Her words stung, right down to the core. "We had more than that." He watched her put coffee grounds in the filter. "We had the baby."
Her hand nearly slipped. "I got pregnant because we were sleeping together. Not because we were friends."
"Fine. Whatever." He ignored the emptiness in his chest, the ache that always surfaced when he thought about the loss of their child. He knew the miscarriage had left a hole in her heart, too. He could see the familiar sadness in her eyes. At first they'd been scared spitless about becoming parents, but within a matter of weeks they'd grown romantically accustomed to the idea. "I didn't come here to dredge up the past."

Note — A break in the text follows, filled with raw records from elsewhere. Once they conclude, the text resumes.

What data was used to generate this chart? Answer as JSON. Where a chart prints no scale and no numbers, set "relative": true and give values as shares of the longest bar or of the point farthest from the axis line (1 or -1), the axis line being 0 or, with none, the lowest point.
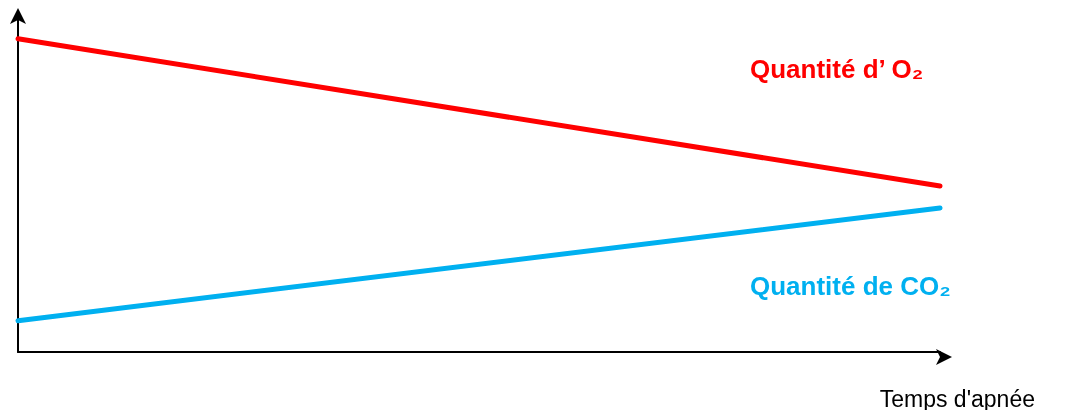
{
  "chart_data": {
    "type": "line",
    "relative": true,
    "xlabel": "Temps d'apnée",
    "categories": [
      null,
      null
    ],
    "series": [
      {
        "name": "Quantité d’ O₂",
        "color": "#ff0000",
        "values": [
          1,
          0.53
        ]
      },
      {
        "name": "Quantité de CO₂",
        "color": "#00b0f0",
        "values": [
          0.1,
          0.46
        ]
      }
    ],
    "grid": false,
    "legend": false,
    "marker": "none",
    "line_style": "solid"
  }
}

No, Carrie thought. He'd got in touch with her because he wanted to interview her about a case he was working on. She wasn't surprised that he did high-profile security and investigative work. She'd been a homebody, a nester, but he'd always dreamed of bigger and better things, of saving the world, of making a difference. After the divorce, he'd enlisted in the Army, where he'd become an intelligence officer. She'd heard that he'd been a mercenary too, that after he left the Army, he'd taken high-risk jobs. People were always telling her things about Thunder. But that happened when you lived in a small town, where everyone seemed to know your past. Not that she hadn't been curious about him. He hadn't been an easy man to forget.
She poured the coffee and tried not think about their youth, about him splaying his hands across her tummy and asking her what they should name the baby.
They'd chosen Tracy for a girl and Trevor for a boy. Carrie handed him his coffee. He accepted the steaming brew, watching her with an intense expression in those deep, dark eyes. He'd aged strong and hard, with unrelenting features. He was bigger, broader, more muscular, burgeoning into the warrior he was destined to become.